John Seely Brown, Ann Pendleton-Jullian, and Richard Adler, “From Engagment to Ecotone”: this piece studies the place of the 21st century land grant university, specifically looking at North Carolina. The authors argue that a partnership between the academy and local businesses—a partnership in which they actually share space—leads to innovation and collaboration and moves the university back in line with the original charter of a land grant school.
Jeremy Cohen, “A Laboratory for Public Scholarship and Democracy”: as an introduction to a special issue of New Directions for Teaching and Learning, this article sets up the arguments for connecting public work with scholarship that appear in later articles. Specifically, Cohen argues that there is a difference between public scholarship and service, and he concludes that there is a constitutional mandate for education, and education of a certain kind.
Rosa A. Eberly, “Rhetorics of Public Scholarship”: Building on the arguments of Habermas and Arendt, Eberly’s article argues that the university needs “a curriculum of consequence that connects learning to the common problems of shared democracy.”
Lakshman Yapa, “Public Scholarship in the Postmodern University”: This article uses postmodern theory in its epistemological sense to argue against metanarratives. Further, Yapa believes that structural ways of understanding the world create some of the problems that they would combat, even as they rob individuals of agency.
Joshua Gunn & John Louis Lucaites, “The Contest of Faculties: On Discerning the Politics of Social Engagement in the Academy”: These two communications professors explore the perceived divide between the civil, the political, and the public. As other authors in this week’s readings, they argue the benefits of doing public scholarship, yet they also trace the shortcomings of the academy in counting such public work as legitimate scholarship.
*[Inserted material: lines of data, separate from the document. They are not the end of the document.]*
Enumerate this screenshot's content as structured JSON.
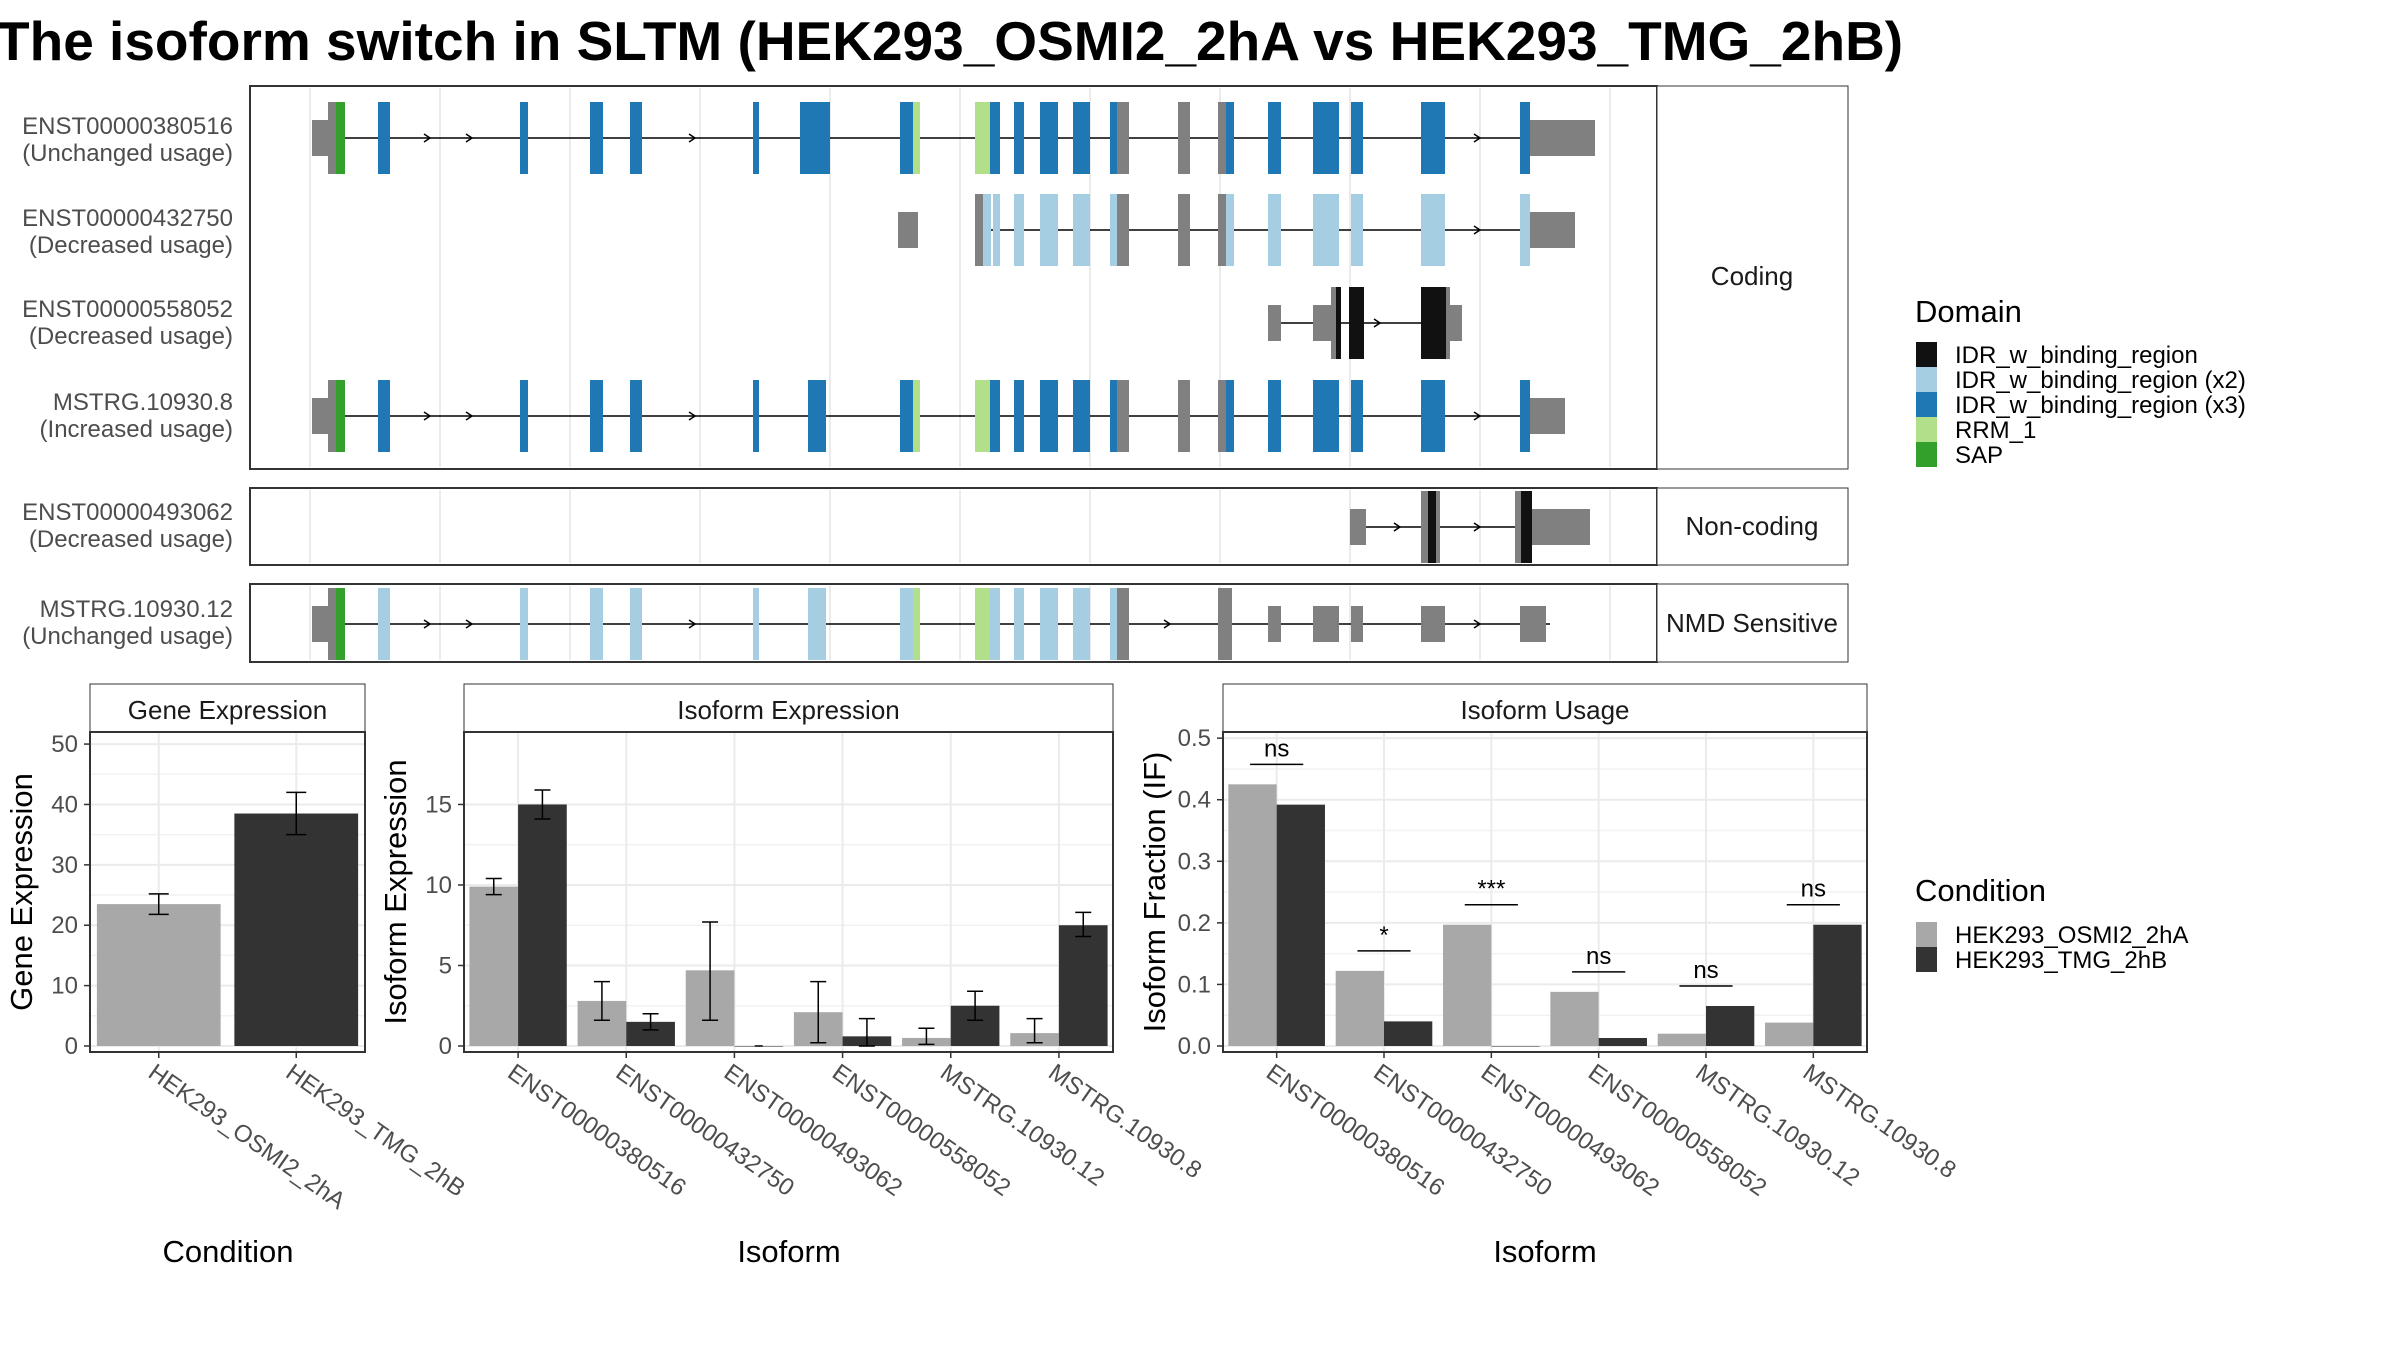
{
  "title": "The isoform switch in SLTM (HEK293_OSMI2_2hA vs HEK293_TMG_2hB)",
  "colors": {
    "IDR_w_binding_region": "#111111",
    "IDR_w_binding_region (x2)": "#a6cee3",
    "IDR_w_binding_region (x3)": "#1f78b4",
    "RRM_1": "#b2df8a",
    "SAP": "#33a02c",
    "utr": "#808080",
    "cond_a": "#a8a8a8",
    "cond_b": "#333333"
  },
  "structure": {
    "panels": [
      {
        "strip": "Coding",
        "transcripts": [
          {
            "id": "ENST00000380516",
            "usage": "(Unchanged usage)"
          },
          {
            "id": "ENST00000432750",
            "usage": "(Decreased usage)"
          },
          {
            "id": "ENST00000558052",
            "usage": "(Decreased usage)"
          },
          {
            "id": "MSTRG.10930.8",
            "usage": "(Increased usage)"
          }
        ]
      },
      {
        "strip": "Non-coding",
        "transcripts": [
          {
            "id": "ENST00000493062",
            "usage": "(Decreased usage)"
          }
        ]
      },
      {
        "strip": "NMD Sensitive",
        "transcripts": [
          {
            "id": "MSTRG.10930.12",
            "usage": "(Unchanged usage)"
          }
        ]
      }
    ]
  },
  "domain_legend": {
    "title": "Domain",
    "items": [
      "IDR_w_binding_region",
      "IDR_w_binding_region (x2)",
      "IDR_w_binding_region (x3)",
      "RRM_1",
      "SAP"
    ]
  },
  "condition_legend": {
    "title": "Condition",
    "items": [
      "HEK293_OSMI2_2hA",
      "HEK293_TMG_2hB"
    ]
  },
  "chart_data": [
    {
      "type": "bar",
      "title": "Gene Expression",
      "xlabel": "Condition",
      "ylabel": "Gene Expression",
      "ylim": [
        0,
        52
      ],
      "yticks": [
        0,
        10,
        20,
        30,
        40,
        50
      ],
      "categories": [
        "HEK293_OSMI2_2hA",
        "HEK293_TMG_2hB"
      ],
      "values": [
        23.5,
        38.5
      ],
      "errors": [
        [
          21.8,
          25.2
        ],
        [
          35.0,
          42.0
        ]
      ]
    },
    {
      "type": "bar",
      "title": "Isoform Expression",
      "xlabel": "Isoform",
      "ylabel": "Isoform Expression",
      "ylim": [
        0,
        19.5
      ],
      "yticks": [
        0,
        5,
        10,
        15
      ],
      "categories": [
        "ENST00000380516",
        "ENST00000432750",
        "ENST00000493062",
        "ENST00000558052",
        "MSTRG.10930.12",
        "MSTRG.10930.8"
      ],
      "series": [
        {
          "name": "HEK293_OSMI2_2hA",
          "values": [
            9.9,
            2.8,
            4.7,
            2.1,
            0.5,
            0.8
          ],
          "errors": [
            [
              9.4,
              10.4
            ],
            [
              1.6,
              4.0
            ],
            [
              1.6,
              7.7
            ],
            [
              0.2,
              4.0
            ],
            [
              0.1,
              1.1
            ],
            [
              0.2,
              1.7
            ]
          ]
        },
        {
          "name": "HEK293_TMG_2hB",
          "values": [
            15.0,
            1.5,
            0.0,
            0.6,
            2.5,
            7.5
          ],
          "errors": [
            [
              14.1,
              15.9
            ],
            [
              1.0,
              2.0
            ],
            [
              0.0,
              0.0
            ],
            [
              0.0,
              1.7
            ],
            [
              1.6,
              3.4
            ],
            [
              6.8,
              8.3
            ]
          ]
        }
      ]
    },
    {
      "type": "bar",
      "title": "Isoform Usage",
      "xlabel": "Isoform",
      "ylabel": "Isoform Fraction (IF)",
      "ylim": [
        0,
        0.51
      ],
      "yticks": [
        0.0,
        0.1,
        0.2,
        0.3,
        0.4,
        0.5
      ],
      "categories": [
        "ENST00000380516",
        "ENST00000432750",
        "ENST00000493062",
        "ENST00000558052",
        "MSTRG.10930.12",
        "MSTRG.10930.8"
      ],
      "series": [
        {
          "name": "HEK293_OSMI2_2hA",
          "values": [
            0.425,
            0.122,
            0.197,
            0.088,
            0.02,
            0.038
          ]
        },
        {
          "name": "HEK293_TMG_2hB",
          "values": [
            0.392,
            0.04,
            0.0,
            0.013,
            0.065,
            0.197
          ]
        }
      ],
      "significance": [
        "ns",
        "*",
        "***",
        "ns",
        "ns",
        "ns"
      ]
    }
  ]
}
They argue that such engaged scholarship is unavoidably political, and they invite more discussion on ways of quantifying engaged scholarship.
Questions for discussion:
On some level, all of these articles (with the possible exception of the “Ecotone” one) argue that one of the main goals of the academy should be to shore up democracy. True?
If so, what kind of democracy should the university be strengthening? (i.e. A popular democracy? A Constitutional democracy? Local, direct democracy?)
One of the topics that many of our discussions have danced around is interdisciplinarity. Jacoby’s idea of a public intellectual seems to necessitate a blending of disciplines; Fish’s article is more skeptical of such work. Several of the articles for this week (particularly Cohen) view interdisciplinarity positively. Should we?
I’m interested in reading these articles against Flemming’s argument that there is something gained by having the classroom as a space carved out from a larger public. How do Flemming’s thoughts change how we read these pieces?
The Centennial Campus at North Carolina is an interesting case study. How do we feel about such blending of the university with business? How benefits? Is something lost in such collaboration?
Most of the scholars we read this week cite Dewey, who is basing his theories of American pragmatism (and education more broadly) partially on Enlightenment models of thought. If we are building a university for the 21st century, does it make sense to use 18th century philosophy as a guide? What might be left off the table with such an approach?